Quelle réception par les élèves ?

Du point de vue des apprentissages, il s’avère intéressant d’étudier la réception de l’histoire par les élèves. Les recherches restent encore rares sur le sujet, notamment pour fournir une réponse pragmatique aux angoisses des enseignants d’histoire confrontés à des élèves qui demandent des explications sur l’évolution du monde ou qui contestent la manière d’aborder tel ou tel pan de l’histoire.

Deux enquêtes similaires ont été menées, d’abord au Québec puis en France, demandant notamment aux élèves de raconter l’histoire de leur pays. La plupart des élèves restituent le récit national, s’écartant assez peu du sens commun, tout en restituant les connaissances apprises (cela donne, pour les élèves français, une histoire peuplée de Gaulois et de rois). Le passage à un raisonnement historique (évidence de la recomposition du passé, interrogation de savoirs non figés) menant à une intelligibilité du présent est une démarche exigeante pour les enseignants et les élèves, démarche que même les lycéens de terminale interrogés ne semblent pas maitriser.

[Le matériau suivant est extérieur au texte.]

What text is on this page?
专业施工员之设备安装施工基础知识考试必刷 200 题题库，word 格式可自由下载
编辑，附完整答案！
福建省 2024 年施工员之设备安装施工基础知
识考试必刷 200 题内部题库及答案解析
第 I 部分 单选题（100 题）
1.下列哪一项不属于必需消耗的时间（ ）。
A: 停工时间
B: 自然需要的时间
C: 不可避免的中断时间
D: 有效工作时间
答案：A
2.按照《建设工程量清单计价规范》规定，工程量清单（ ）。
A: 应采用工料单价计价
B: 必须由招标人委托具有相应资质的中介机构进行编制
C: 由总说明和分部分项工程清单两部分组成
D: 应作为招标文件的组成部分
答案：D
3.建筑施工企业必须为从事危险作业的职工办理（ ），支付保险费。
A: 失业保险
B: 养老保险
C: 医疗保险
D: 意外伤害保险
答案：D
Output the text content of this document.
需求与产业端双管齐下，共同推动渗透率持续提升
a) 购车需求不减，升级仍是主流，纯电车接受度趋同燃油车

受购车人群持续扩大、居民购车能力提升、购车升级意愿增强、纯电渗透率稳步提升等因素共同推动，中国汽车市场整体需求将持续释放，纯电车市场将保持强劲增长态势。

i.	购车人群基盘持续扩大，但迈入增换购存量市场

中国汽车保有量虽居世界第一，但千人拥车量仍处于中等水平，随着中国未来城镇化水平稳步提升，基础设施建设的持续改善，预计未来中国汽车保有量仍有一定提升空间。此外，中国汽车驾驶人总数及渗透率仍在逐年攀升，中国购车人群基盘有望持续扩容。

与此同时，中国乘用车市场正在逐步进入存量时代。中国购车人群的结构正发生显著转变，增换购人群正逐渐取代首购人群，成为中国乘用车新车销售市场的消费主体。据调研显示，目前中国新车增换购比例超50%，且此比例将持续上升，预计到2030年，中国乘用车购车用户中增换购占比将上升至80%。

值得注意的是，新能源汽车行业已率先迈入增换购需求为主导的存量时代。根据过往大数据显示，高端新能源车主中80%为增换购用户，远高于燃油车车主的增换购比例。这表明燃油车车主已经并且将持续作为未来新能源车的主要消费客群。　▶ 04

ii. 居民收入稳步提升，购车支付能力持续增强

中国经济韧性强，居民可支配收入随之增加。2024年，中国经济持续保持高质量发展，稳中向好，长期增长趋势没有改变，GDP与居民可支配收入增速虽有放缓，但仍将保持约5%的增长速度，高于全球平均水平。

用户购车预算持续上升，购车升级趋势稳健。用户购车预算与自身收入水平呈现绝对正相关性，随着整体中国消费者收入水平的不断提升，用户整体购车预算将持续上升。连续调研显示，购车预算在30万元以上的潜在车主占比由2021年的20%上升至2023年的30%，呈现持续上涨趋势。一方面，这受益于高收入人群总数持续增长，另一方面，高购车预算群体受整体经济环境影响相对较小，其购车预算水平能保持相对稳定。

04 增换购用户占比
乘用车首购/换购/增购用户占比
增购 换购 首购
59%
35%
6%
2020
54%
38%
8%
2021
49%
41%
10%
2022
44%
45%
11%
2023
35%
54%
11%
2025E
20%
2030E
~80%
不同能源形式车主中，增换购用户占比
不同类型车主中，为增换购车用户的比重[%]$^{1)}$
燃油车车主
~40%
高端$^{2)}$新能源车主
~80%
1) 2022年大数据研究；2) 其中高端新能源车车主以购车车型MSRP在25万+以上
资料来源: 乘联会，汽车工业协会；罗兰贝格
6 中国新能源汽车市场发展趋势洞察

Pour en savoir plus, nous vous invitons à lire le Dossier de veille de l’IFÉ du mois de mars : http://minilien.fr/a09ht1


[1Laurence De Cock, Emmanuelle Picard (dir.), La fabrique scolaire de l’histoire : illusions et désillusions du roman national, éditions Agone, 2009.

[2Suzanne Citron, «  Dans l’enseignement secondaire : pour l’aggiornamento de l’histoire-géographie  », Annales. Économies, sociétés, civilisations n° 1, p. 136-143, 1968.

[3Annie Di Martino, Un programme d’histoire pour apprendre à penser et non à réciter, Contribution aux travaux des groupes d’élaboration des projets de programmes C2, C3 et C4, ministère de l’Éducation nationale, 2014.